Jer 31:31-34; Matt 16:13-23
Jesus chooses Peter to lead the Apostles because he sees that his Abba has already chosen to reveal to him what no human insight could grasp. Peter somehow perceives that this man Jesus standing in front of him is in fact the promised messiah, the anointed one and, even more, the "Son of the living God."
At this crucial turning point in his ministry, by all accounts at the peak of his power and popularity, Jesus knows that his messianic call will be fulfilled not in some imagined victory over his enemies and against all resistance, but in submitting to apparent defeat, rejection and death. His quizzing of his disciples is crucial before they all turn south to Jerusalem.

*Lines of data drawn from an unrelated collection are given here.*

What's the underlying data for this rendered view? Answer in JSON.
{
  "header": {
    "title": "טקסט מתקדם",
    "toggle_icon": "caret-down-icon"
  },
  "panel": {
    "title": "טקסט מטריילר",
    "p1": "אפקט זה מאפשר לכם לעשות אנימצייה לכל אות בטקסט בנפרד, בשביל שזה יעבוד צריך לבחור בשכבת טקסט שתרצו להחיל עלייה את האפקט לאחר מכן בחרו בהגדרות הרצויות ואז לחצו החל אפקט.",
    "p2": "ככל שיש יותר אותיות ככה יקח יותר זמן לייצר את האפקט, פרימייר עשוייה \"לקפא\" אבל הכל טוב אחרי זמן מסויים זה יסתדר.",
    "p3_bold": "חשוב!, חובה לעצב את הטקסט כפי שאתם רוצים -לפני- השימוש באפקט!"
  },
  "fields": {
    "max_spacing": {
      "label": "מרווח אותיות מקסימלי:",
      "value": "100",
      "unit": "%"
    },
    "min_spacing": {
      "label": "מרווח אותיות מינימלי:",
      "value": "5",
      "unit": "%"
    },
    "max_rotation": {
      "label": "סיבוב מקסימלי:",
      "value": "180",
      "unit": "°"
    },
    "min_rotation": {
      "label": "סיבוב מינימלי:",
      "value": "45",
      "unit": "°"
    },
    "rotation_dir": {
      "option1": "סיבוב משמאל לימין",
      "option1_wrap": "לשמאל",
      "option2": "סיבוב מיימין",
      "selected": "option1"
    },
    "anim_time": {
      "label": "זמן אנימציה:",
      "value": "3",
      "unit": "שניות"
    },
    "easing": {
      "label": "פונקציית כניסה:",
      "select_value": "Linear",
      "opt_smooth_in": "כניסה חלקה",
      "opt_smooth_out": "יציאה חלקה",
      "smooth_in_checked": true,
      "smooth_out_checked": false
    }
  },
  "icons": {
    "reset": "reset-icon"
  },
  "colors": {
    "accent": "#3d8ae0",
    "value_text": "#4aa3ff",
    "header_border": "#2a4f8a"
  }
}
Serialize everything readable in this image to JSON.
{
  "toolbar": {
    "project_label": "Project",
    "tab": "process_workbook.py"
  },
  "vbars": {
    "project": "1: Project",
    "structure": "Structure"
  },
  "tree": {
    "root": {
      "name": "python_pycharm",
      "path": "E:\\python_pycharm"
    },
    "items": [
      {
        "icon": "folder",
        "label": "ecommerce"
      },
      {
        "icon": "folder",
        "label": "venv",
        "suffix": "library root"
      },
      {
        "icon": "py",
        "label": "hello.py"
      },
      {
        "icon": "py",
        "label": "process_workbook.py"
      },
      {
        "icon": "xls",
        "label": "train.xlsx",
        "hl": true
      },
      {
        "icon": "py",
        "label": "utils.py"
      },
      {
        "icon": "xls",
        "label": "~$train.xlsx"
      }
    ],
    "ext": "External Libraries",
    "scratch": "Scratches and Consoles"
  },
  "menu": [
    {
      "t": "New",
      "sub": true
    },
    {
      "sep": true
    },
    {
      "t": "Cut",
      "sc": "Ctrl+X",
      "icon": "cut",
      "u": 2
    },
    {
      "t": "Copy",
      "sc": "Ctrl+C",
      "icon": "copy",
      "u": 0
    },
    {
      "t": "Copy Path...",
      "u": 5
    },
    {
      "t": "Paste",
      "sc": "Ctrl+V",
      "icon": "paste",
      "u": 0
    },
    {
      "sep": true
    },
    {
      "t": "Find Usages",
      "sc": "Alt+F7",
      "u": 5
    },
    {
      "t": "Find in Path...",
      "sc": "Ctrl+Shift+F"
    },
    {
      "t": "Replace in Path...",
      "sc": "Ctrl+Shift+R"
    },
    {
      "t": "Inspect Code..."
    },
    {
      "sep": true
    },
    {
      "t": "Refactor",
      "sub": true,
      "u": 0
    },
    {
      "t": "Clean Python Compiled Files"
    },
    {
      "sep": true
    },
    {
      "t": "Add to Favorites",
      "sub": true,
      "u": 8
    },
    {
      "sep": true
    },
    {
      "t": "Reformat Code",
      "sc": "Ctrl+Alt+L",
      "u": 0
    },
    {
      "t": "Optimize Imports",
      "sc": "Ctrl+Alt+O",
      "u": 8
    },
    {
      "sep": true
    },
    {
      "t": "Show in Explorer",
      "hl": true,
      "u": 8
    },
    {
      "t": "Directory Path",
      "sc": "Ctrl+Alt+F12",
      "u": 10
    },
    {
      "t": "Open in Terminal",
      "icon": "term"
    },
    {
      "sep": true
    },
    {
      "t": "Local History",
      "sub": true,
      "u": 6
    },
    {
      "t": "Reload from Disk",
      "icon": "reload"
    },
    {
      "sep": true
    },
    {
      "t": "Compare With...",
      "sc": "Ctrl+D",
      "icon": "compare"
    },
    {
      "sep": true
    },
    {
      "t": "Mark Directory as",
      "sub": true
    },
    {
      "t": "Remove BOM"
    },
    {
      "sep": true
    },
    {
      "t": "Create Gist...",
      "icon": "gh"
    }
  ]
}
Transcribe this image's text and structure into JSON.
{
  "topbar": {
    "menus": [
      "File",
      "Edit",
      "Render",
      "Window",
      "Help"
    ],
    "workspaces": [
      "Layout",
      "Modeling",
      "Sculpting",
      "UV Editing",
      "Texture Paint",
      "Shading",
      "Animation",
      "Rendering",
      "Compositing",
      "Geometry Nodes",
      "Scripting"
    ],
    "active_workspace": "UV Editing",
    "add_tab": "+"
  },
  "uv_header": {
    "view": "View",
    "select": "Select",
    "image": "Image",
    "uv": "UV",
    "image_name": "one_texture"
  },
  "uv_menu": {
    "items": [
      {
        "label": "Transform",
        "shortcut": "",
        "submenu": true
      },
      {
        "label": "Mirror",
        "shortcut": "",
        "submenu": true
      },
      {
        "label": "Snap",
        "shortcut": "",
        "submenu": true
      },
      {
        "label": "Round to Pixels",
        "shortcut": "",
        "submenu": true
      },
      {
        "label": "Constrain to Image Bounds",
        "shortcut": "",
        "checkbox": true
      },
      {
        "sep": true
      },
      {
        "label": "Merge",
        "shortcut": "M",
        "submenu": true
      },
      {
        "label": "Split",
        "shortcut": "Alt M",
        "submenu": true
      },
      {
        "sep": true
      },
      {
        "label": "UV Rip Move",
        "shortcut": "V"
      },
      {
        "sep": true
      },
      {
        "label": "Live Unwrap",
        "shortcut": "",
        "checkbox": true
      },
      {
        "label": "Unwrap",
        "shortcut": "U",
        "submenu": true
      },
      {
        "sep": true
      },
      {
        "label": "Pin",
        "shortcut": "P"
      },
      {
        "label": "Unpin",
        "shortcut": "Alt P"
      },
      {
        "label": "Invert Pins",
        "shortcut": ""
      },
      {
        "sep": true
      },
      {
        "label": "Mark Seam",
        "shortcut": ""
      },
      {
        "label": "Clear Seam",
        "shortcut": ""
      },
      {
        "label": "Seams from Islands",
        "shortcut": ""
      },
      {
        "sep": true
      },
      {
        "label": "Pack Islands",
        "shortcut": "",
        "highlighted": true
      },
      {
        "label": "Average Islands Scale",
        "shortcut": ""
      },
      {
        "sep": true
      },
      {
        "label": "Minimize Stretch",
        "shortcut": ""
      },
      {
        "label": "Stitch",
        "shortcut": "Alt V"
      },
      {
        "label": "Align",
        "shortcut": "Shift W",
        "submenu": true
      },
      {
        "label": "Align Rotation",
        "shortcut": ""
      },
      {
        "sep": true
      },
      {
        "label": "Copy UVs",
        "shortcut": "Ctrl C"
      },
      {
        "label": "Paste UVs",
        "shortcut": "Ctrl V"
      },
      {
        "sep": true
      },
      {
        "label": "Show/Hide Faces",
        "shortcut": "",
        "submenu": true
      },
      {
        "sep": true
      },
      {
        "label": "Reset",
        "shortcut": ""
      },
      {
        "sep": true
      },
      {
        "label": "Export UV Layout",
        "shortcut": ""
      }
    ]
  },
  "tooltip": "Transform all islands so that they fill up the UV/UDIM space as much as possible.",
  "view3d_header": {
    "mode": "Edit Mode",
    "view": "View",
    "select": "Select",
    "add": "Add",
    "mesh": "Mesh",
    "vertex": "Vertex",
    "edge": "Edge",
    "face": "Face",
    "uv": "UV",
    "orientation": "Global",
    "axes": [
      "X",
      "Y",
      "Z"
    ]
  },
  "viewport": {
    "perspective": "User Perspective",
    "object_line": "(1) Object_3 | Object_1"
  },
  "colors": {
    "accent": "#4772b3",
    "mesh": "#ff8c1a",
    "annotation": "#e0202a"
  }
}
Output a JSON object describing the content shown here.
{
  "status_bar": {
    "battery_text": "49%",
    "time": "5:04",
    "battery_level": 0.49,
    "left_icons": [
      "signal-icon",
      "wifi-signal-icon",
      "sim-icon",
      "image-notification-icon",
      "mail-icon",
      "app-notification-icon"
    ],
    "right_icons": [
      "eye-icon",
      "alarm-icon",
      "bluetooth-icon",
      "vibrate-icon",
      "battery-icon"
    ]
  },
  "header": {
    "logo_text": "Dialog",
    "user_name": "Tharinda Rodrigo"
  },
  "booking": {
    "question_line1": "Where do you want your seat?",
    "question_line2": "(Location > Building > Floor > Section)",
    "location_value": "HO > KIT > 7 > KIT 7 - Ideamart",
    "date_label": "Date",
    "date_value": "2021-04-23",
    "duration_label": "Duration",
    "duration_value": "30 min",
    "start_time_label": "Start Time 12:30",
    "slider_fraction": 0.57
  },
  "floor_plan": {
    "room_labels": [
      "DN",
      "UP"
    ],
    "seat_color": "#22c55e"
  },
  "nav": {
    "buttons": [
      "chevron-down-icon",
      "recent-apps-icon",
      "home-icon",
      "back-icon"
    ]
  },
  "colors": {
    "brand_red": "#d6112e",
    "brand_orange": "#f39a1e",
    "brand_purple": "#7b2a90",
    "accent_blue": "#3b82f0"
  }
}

Peter gets half the message. He affirms that Jesus is the one they have been waiting for, but he rejects the path of suffering and death Jesus reveals. He does not understand the paradox of a messiah who completes his mission by becoming the suffering servant. Jesus' praise turns to a sharp rebuke. All of the disciples have yet to learn that they, too, will have to go through a transformation to share in the paschal mystery of glory through suffering.
We want to be successful, to fulfill our lives and accomplish God's will. God gives us insight and courage each step of the way. But if we are serious about following Jesus and imitating the pattern of his downward path through compassion and self-sacrifice, we must pray for the call within the call, the grace within the grace, that will lead us through the difficult losses every vocation faces. We pray to find the fullness that can only happen if we are willing to come in on empty -- of ourselves and our own agendas.